Last November, South Dakota voters overwhelmingly passed a 36% rate cap on short-term loans. Dollar Loan Center Founder and CEO Chuck Brennan and others in the so-called payday loan industry said the cap would kill short-term lending in the state.
Shortly after the vote, Brennan closed his Dollar Loan Center locations across the state. Now, two are open again.
Brennan talked with KELOLAND News on the record by phone, but asked us to not record the conversation. Local businessman Steve Hildebrand, a prominent opponent of the payday loan industry, wasn’t shy about his thoughts on the latest development from Dollar Loan Center
“Chuck Brennan exited the state in a huff, pouted his way across the border to his multi-million-dollar home in California after he lost the payday lending. Now he wants to come back,” Hildebrand, chairman for South Dakotans for Responsible Lending, said.
Hildebrand helped lead the charge to get the 36% rate cap to the voters. He didn’t know about Brennan’s move back into South Dakota until we told him about it today.

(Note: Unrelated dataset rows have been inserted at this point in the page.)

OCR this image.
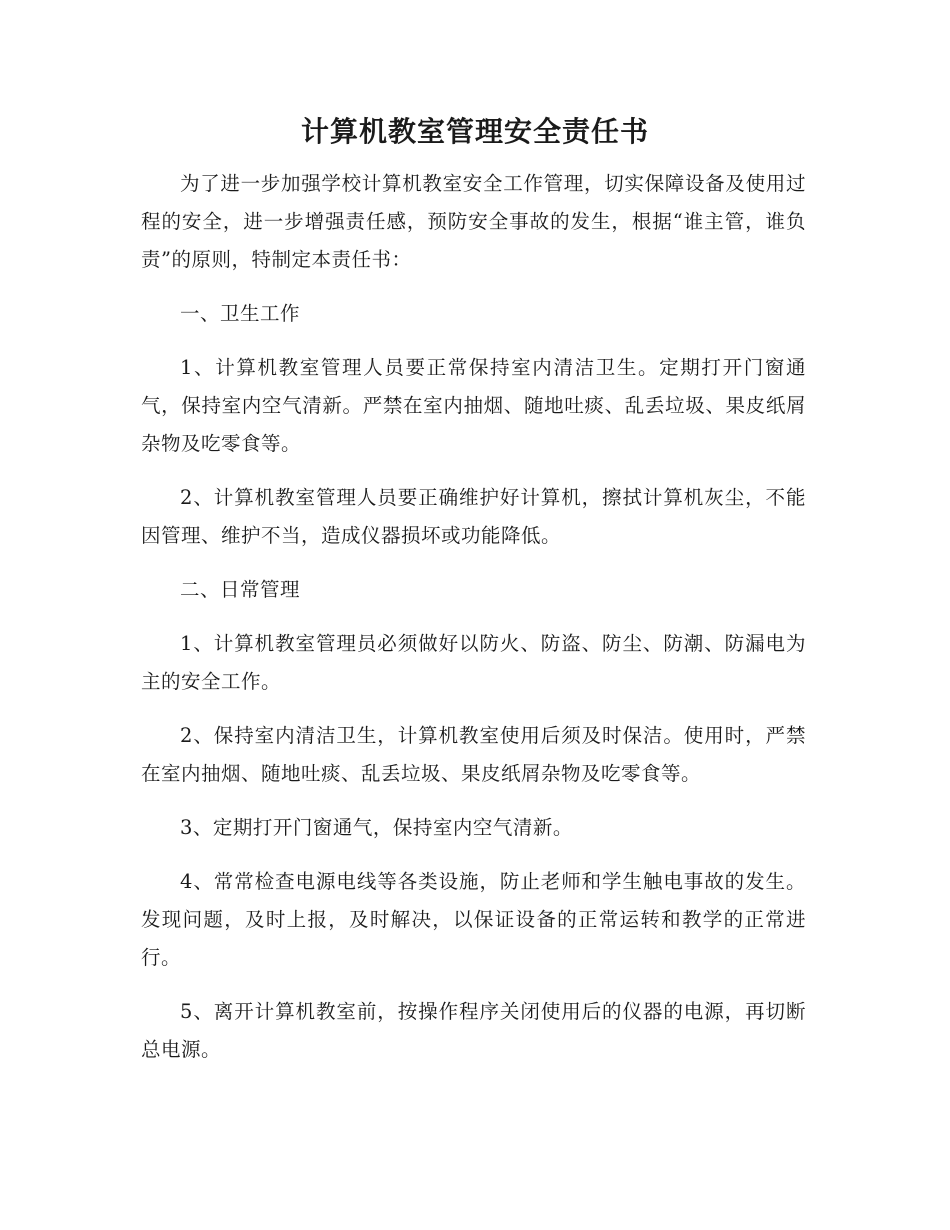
计算机教室管理安全责任书

为了进一步加强学校计算机教室安全工作管理，切实保障设备及使用过程的安全，进一步增强责任感，预防安全事故的发生，根据“谁主管，谁负责”的原则，特制定本责任书：

一、卫生工作

1、计算机教室管理人员要正常保持室内清洁卫生。定期打开门窗通气，保持室内空气清新。严禁在室内抽烟、随地吐痰、乱丢垃圾、果皮纸屑杂物及吃零食等。

2、计算机教室管理人员要正确维护好计算机，擦拭计算机灰尘，不能因管理、维护不当，造成仪器损坏或功能降低。

二、日常管理

1、计算机教室管理员必须做好以防火、防盗、防尘、防潮、防漏电为主的安全工作。

2、保持室内清洁卫生，计算机教室使用后须及时保洁。使用时，严禁在室内抽烟、随地吐痰、乱丢垃圾、果皮纸屑杂物及吃零食等。

3、定期打开门窗通气，保持室内空气清新。

4、常常检查电源电线等各类设施，防止老师和学生触电事故的发生。发现问题，及时上报，及时解决，以保证设备的正常运转和教学的正常进行。

5、离开计算机教室前，按操作程序关闭使用后的仪器的电源，再切断总电源。
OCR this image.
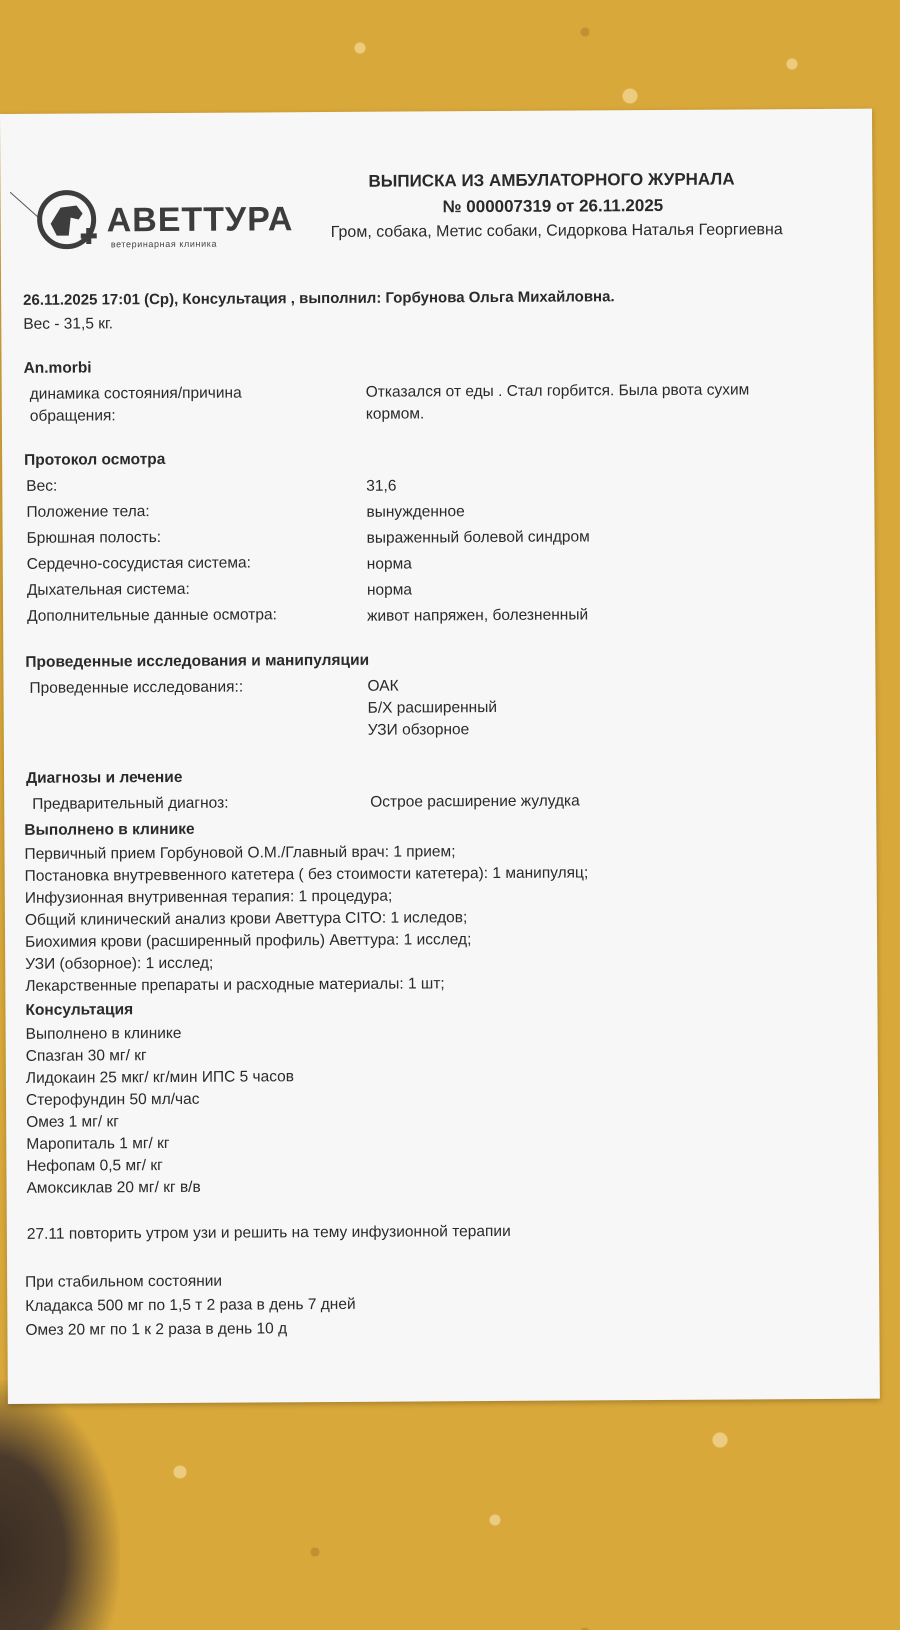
АВЕТТУРА
ветеринарная клиника
ВЫПИСКА ИЗ АМБУЛАТОРНОГО ЖУРНАЛА
№ 000007319 от 26.11.2025
Гром, собака, Метис собаки, Сидоркова Наталья Георгиевна
26.11.2025 17:01 (Ср), Консультация , выполнил: Горбунова Ольга Михайловна.
Вес - 31,5 кг.
An.morbi
динамика состояния/причина
обращения:
Отказался от еды . Стал горбится. Была рвота сухим
кормом.
Протокол осмотра
Вес:	31,6
Положение тела:	вынужденное
Брюшная полость:	выраженный болевой синдром
Сердечно-сосудистая система:	норма
Дыхательная система:	норма
Дополнительные данные осмотра:	живот напряжен, болезненный
Проведенные исследования и манипуляции
Проведенные исследования::	ОАК
Б/Х расширенный
УЗИ обзорное
Диагнозы и лечение
Предварительный диагноз:	Острое расширение жулудка
Выполнено в клинике
Первичный прием Горбуновой О.М./Главный врач: 1 прием;
Постановка внутреввенного катетера ( без стоимости катетера): 1 манипуляц;
Инфузионная внутривенная терапия: 1 процедура;
Общий клинический анализ крови Аветтура СITO: 1 иследов;
Биохимия крови (расширенный профиль) Аветтура: 1 исслед;
УЗИ (обзорное): 1 исслед;
Лекарственные препараты и расходные материалы: 1 шт;
Консультация
Выполнено в клинике
Спазган 30 мг/ кг
Лидокаин 25 мкг/ кг/мин ИПС 5 часов
Стерофундин 50 мл/час
Омез 1 мг/ кг
Маропиталь 1 мг/ кг
Нефопам 0,5 мг/ кг
Амоксиклав 20 мг/ кг в/в
27.11 повторить утром узи и решить на тему инфузионной терапии
При стабильном состоянии
Кладакса 500 мг по 1,5 т 2 раза в день 7 дней
Омез 20 мг по 1 к 2 раза в день 10 д
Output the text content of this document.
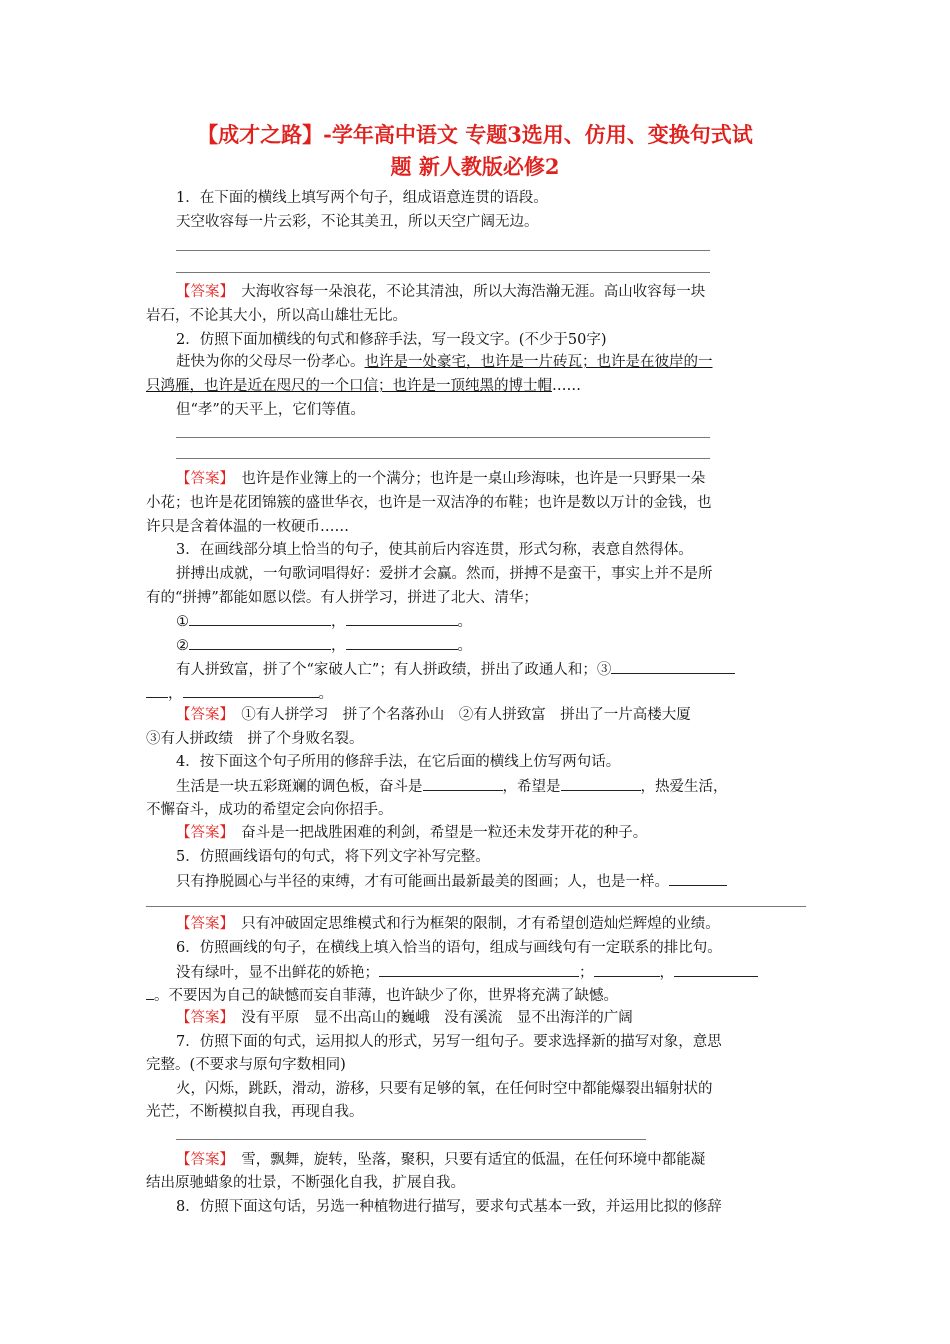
【成才之路】-学年高中语文 专题3选用、仿用、变换句式试
题 新人教版必修2
1．在下面的横线上填写两个句子，组成语意连贯的语段。
天空收容每一片云彩，不论其美丑，所以天空广阔无边。
【答案】　 大海收容每一朵浪花，不论其清浊，所以大海浩瀚无涯。高山收容每一块
岩石，不论其大小，所以高山雄壮无比。
2．仿照下面加横线的句式和修辞手法，写一段文字。(不少于50字)
赶快为你的父母尽一份孝心。也许是一处豪宅，也许是一片砖瓦；也许是在彼岸的一
只鸿雁，也许是近在咫尺的一个口信；也许是一顶纯黑的博士帽……
但“孝”的天平上，它们等值。
【答案】　 也许是作业簿上的一个满分；也许是一桌山珍海味，也许是一只野果一朵
小花；也许是花团锦簇的盛世华衣，也许是一双洁净的布鞋；也许是数以万计的金钱，也
许只是含着体温的一枚硬币……
3．在画线部分填上恰当的句子，使其前后内容连贯，形式匀称，表意自然得体。
拼搏出成就，一句歌词唱得好：爱拼才会赢。然而，拼搏不是蛮干，事实上并不是所
有的“拼搏”都能如愿以偿。有人拼学习，拼进了北大、清华；
①	，	。
②	，	。
有人拼致富，拼了个“家破人亡”；有人拼政绩，拼出了政通人和；③
，	。
【答案】　 ①有人拼学习　拼了个名落孙山　②有人拼致富　拼出了一片高楼大厦
③有人拼政绩　拼了个身败名裂。
4．按下面这个句子所用的修辞手法，在它后面的横线上仿写两句话。
生活是一块五彩斑斓的调色板，奋斗是	，希望是	，热爱生活，
不懈奋斗，成功的希望定会向你招手。
【答案】　 奋斗是一把战胜困难的利剑，希望是一粒还未发芽开花的种子。
5．仿照画线语句的句式，将下列文字补写完整。
只有挣脱圆心与半径的束缚，才有可能画出最新最美的图画；人，也是一样。
【答案】　 只有冲破固定思维模式和行为框架的限制，才有希望创造灿烂辉煌的业绩。
6．仿照画线的句子，在横线上填入恰当的语句，组成与画线句有一定联系的排比句。
没有绿叶，显不出鲜花的娇艳；	；	，
。不要因为自己的缺憾而妄自菲薄，也许缺少了你，世界将充满了缺憾。
【答案】　 没有平原　显不出高山的巍峨　没有溪流　显不出海洋的广阔
7．仿照下面的句式，运用拟人的形式，另写一组句子。要求选择新的描写对象，意思
完整。(不要求与原句字数相同)
火，闪烁，跳跃，滑动，游移，只要有足够的氧，在任何时空中都能爆裂出辐射状的
光芒，不断模拟自我，再现自我。
【答案】　 雪，飘舞，旋转，坠落，聚积，只要有适宜的低温，在任何环境中都能凝
结出原驰蜡象的壮景，不断强化自我，扩展自我。
8．仿照下面这句话，另选一种植物进行描写，要求句式基本一致，并运用比拟的修辞
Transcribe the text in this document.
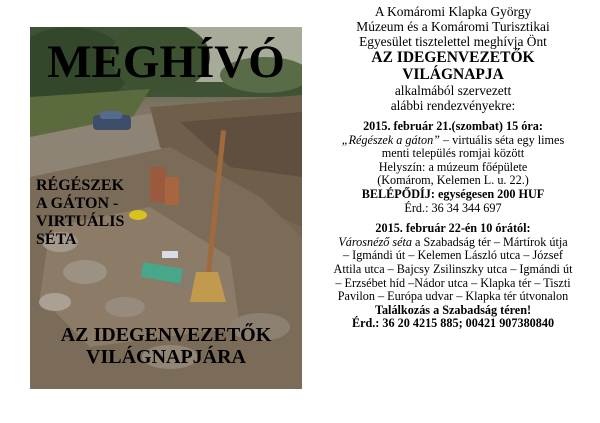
MEGHÍVÓ
RÉGÉSZEK
A GÁTON -
VIRTUÁLIS
SÉTA
AZ IDEGENVEZETŐK
VILÁGNAPJÁRA

A Komáromi Klapka György

Múzeum és a Komáromi Turisztikai

Egyesület tisztelettel meghívja Önt

AZ IDEGENVEZETŐK

VILÁGNAPJA

alkalmából szervezett

alábbi rendezvényekre:

2015. február 21.(szombat) 15 óra:

„Régészek a gáton” – virtuális séta egy limes

menti település romjai között

Helyszín: a múzeum főépülete

(Komárom, Kelemen L. u. 22.)

BELÉPŐDÍJ: egységesen 200 HUF

Érd.: 36 34 344 697

2015. február 22-én 10 órától:

Városnéző séta a Szabadság tér – Mártírok útja

– Igmándi út – Kelemen László utca – József

Attila utca – Bajcsy Zsilinszky utca – Igmándi út

– Erzsébet híd –Nádor utca – Klapka tér – Tiszti

Pavilon – Európa udvar – Klapka tér útvonalon

Találkozás a Szabadság téren!

Érd.: 36 20 4215 885; 00421 907380840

“They don’t have our support,” Hildebrand said. “These multi-millionaires who have made all of their money on the backs of low-income people aren’t to be trusted,”
Brennan describes the four new loans now available from Dollar Loan Center as a “pilot program,” which he calls “a very simple, limited, one-week, short-term loan.”
The Dollar Loan Center on West Tenth Street in central Sioux Falls is one of two spots in South Dakota where you can get one of these loans. The other is in Rapid City.
$250, $500, $750, and $1,000 loans are available at the two locations and online. The APR, or annual percentage rate, for all four loans is less than 36%, keeping it within state law.
Dollar Loan Center’s website says that loans have to be paid off in seven days, or a “late fee” will apply. That fee ranges from $25 to $70 each week that the loan isn’t paid off.
“We’re going to look into these very hard,” Hildebrand said. “If legislation is something that is necessary, once we take a look to make sure that they are as harmful as we suspect they’re going to be, then we’ll take a look at that.”
Brennan tells KELOLAND News he doesn’t know how long his Dollar Loan Center “pilot program” will last.